Birinci dönem, 1132 ile 1351 arasını kapsayan, doğumundan yirmi yaşına kadar olan
dönemdir. İbn Haldun bu dönemi Tunus’ta geçirmiştir. Bu dönemde Kur’ân-ı ezberleyerek
hafız olmuş, çeşitli dini ilimleri öğrenmiştir. Özellikle Kıraat ilminde başarılı olmuştur.
İkinci dönem, yaklaşık yirmi beş yıl kadar sürmüştür. 1351 ile 1375 yılları arasında geçirilen
bu dönemde İbn Haldun Tunus, Cezayir, Fas ve Endülüs gibi bölgelerde yaşamış, çok sayıda
idari ve siyasi görev almıştır. Bu dönemde kâtiplik, yönetici danışmanlığı ve yargıçlık gibi
görevler üstlenmiştir.
Üçüncü dönem 1375 ile 1383 yılları arasındaki dönemdir. İbn Haldun, siyasal yaşamdan
uzaklaşmaya çalıştığı bu dönemin ilk dört yılını İbn Salame Kalesinde geçirmiş ve
Mukaddime’yi burada yazmıştır. Sonraki dört yılını ise Tunus’ta geçirmiştir.
Dördüncü dönem, Mısır’da yaşadığı 1383 ile 1406 yılları arasını kapsayan dönemdir.
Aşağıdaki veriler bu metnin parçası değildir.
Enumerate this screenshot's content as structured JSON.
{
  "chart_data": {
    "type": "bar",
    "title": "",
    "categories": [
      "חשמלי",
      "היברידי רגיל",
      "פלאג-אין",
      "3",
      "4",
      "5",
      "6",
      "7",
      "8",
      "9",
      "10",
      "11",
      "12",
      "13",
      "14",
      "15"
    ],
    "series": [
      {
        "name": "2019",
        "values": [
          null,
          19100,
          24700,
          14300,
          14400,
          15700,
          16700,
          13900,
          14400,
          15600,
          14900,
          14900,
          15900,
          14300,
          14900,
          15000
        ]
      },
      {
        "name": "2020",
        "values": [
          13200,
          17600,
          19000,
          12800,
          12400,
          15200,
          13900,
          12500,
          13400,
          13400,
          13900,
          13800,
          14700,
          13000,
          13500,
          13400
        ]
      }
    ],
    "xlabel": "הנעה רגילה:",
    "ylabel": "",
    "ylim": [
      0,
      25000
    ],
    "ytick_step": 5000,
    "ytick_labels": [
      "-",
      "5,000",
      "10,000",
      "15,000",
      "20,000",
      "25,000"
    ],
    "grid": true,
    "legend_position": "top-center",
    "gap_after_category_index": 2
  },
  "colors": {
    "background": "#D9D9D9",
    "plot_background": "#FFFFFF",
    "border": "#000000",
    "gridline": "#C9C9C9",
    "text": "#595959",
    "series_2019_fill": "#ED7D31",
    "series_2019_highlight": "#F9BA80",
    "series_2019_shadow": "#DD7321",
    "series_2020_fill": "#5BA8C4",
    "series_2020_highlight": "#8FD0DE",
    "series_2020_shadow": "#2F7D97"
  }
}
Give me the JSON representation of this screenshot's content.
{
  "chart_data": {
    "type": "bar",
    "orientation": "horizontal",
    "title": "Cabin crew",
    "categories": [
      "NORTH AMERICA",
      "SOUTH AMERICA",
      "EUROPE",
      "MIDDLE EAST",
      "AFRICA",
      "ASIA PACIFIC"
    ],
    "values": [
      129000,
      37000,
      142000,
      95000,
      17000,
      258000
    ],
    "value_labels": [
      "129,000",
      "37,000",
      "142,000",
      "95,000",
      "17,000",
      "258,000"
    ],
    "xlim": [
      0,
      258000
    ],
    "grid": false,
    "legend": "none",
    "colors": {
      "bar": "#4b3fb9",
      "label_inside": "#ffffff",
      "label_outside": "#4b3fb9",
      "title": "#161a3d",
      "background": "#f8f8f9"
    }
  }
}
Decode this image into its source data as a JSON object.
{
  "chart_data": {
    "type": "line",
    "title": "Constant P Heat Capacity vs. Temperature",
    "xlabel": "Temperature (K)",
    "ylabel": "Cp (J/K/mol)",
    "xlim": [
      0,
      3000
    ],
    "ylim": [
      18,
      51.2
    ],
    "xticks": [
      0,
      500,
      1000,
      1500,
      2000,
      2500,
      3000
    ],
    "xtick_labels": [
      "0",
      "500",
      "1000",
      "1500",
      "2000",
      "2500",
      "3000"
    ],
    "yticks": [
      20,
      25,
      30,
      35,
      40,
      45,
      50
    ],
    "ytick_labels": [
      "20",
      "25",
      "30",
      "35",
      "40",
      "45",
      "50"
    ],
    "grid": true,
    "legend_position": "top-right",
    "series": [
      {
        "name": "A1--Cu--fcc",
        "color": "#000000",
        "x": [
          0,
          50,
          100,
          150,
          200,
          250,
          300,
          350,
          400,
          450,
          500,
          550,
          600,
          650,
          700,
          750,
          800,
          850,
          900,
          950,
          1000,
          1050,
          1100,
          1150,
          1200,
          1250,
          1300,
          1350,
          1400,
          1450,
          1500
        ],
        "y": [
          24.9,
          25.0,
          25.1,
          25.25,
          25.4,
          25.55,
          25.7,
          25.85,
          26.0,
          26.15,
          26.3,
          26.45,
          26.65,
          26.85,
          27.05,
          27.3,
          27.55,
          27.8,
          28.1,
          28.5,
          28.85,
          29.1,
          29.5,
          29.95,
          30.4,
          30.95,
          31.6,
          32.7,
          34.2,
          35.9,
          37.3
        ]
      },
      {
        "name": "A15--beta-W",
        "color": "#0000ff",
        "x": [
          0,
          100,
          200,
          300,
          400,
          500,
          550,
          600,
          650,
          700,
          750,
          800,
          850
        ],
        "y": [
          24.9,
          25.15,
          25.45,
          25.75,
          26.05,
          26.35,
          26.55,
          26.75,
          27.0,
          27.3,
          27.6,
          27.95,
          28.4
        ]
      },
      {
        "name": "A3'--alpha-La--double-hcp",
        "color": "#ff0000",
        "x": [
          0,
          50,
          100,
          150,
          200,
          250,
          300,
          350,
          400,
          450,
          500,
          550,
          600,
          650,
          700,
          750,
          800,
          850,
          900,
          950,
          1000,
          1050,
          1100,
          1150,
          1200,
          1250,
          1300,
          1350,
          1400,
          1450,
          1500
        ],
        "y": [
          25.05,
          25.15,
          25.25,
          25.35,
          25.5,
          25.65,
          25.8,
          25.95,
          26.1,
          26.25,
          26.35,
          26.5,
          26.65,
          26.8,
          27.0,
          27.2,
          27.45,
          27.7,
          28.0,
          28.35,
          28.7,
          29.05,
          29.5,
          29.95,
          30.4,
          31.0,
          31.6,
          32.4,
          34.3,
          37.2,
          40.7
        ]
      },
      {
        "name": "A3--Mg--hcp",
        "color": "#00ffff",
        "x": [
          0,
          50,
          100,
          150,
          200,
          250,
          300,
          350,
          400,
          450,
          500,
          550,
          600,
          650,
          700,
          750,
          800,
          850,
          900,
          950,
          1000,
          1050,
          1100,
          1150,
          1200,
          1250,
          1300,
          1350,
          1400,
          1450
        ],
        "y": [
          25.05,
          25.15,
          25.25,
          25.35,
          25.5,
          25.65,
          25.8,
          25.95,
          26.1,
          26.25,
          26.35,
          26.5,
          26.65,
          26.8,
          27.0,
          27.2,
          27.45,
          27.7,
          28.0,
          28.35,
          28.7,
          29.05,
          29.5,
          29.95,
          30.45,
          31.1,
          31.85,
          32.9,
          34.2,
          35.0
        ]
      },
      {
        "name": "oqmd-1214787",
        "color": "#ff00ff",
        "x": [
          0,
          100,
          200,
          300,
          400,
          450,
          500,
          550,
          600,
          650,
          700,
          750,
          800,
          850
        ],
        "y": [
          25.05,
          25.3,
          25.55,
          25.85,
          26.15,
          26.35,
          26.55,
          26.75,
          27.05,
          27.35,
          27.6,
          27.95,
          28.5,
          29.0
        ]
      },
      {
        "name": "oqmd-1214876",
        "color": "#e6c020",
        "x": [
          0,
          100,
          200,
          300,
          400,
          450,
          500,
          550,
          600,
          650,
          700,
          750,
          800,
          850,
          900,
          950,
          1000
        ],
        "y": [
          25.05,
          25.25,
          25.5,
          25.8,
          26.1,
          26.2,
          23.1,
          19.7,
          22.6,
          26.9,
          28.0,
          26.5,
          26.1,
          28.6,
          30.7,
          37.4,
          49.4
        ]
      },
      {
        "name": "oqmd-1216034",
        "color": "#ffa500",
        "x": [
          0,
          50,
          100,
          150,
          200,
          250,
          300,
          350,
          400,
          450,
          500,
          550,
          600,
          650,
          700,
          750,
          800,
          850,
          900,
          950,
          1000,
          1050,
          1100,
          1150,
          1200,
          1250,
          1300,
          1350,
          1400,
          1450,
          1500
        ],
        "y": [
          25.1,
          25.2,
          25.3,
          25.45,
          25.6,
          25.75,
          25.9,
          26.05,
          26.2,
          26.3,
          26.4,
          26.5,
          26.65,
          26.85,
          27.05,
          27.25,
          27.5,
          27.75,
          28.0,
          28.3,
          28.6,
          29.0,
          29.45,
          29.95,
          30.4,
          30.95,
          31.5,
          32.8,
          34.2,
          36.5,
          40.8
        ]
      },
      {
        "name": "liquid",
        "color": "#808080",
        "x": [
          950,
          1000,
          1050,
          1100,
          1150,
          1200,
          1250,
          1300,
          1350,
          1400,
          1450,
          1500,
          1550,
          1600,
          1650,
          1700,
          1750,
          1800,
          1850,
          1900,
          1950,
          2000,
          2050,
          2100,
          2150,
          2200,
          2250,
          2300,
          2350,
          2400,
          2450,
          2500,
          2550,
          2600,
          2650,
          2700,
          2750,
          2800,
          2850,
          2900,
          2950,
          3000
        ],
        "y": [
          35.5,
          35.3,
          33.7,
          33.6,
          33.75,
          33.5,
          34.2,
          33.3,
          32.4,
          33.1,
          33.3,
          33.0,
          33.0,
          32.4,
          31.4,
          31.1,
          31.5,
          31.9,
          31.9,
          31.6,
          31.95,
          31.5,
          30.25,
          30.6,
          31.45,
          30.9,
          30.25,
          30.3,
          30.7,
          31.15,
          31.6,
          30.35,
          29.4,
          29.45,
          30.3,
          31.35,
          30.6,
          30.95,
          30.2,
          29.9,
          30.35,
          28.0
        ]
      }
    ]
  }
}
Bu
dönemde hacca gitmiş, kadılık ve müderrislik görevleri yürütmüştür. Şam kuşatması sırasında
Tatar sultanı Timur ile Mısır sultanı Ferec arasında yaptığı arabuluculuk da bu döneme (1400)
denk gelmektedir.
İbn Haldun’un kendi hayatını anlattığı bir otobiyografisi ve dini nitelikte birkaç kitabı
bulunmaktadır. Ancak bunlar arasında en ünlüsü Mukaddime’dir. Bu eser dünya tarihi olarak
başlayan Kitabü’l İber adlı esere girizgâh olarak yazılmasına rağmen, ünü asıl kitabı aşmıştır.
Mukaddime kendi içinde altı kitaptan oluşmaktadır. Birinci kitap, yeryüzünün yapısı, iklim ve
Page 3
bunların insan üzerine etkilerini ele almaktadır. İkinci kitap, bedevi – hadari toplumları,
başkanlık sistemini, devlet ve asabiyet kavramlarını incelemektedir. Üçüncü kitap, devlet
teşkilatını, devletlerin kuruluş – büyüme – çöküş safhalarını, halife ve sultanın görevlerini ele
almaktadır. Dördüncü kitapta, ülkeler, şehirler ve medeniyete dair konular ele alınmaktadır.
Beşinci kitap geçinme yolları, kazanç ve meslekler gibi konuları işlemektedir. Altıncı kitapta
ise ilimler, ilim öğrenme yolları, öğretim ve ilim türleri ele alınmıştır.
Bu çalışmada, İbn Haldun’un Mukaddime’nin birinci kitabında dile getirdiği, iklimin insana
ve yeryüzüne etkileri bağlamında ortaya çıkan kıtlık ve bolluk durumları ile insanın bedensel,
zihinsel ve ahlaksal yapısı arasında kurulan ilişki ele alınmıştır.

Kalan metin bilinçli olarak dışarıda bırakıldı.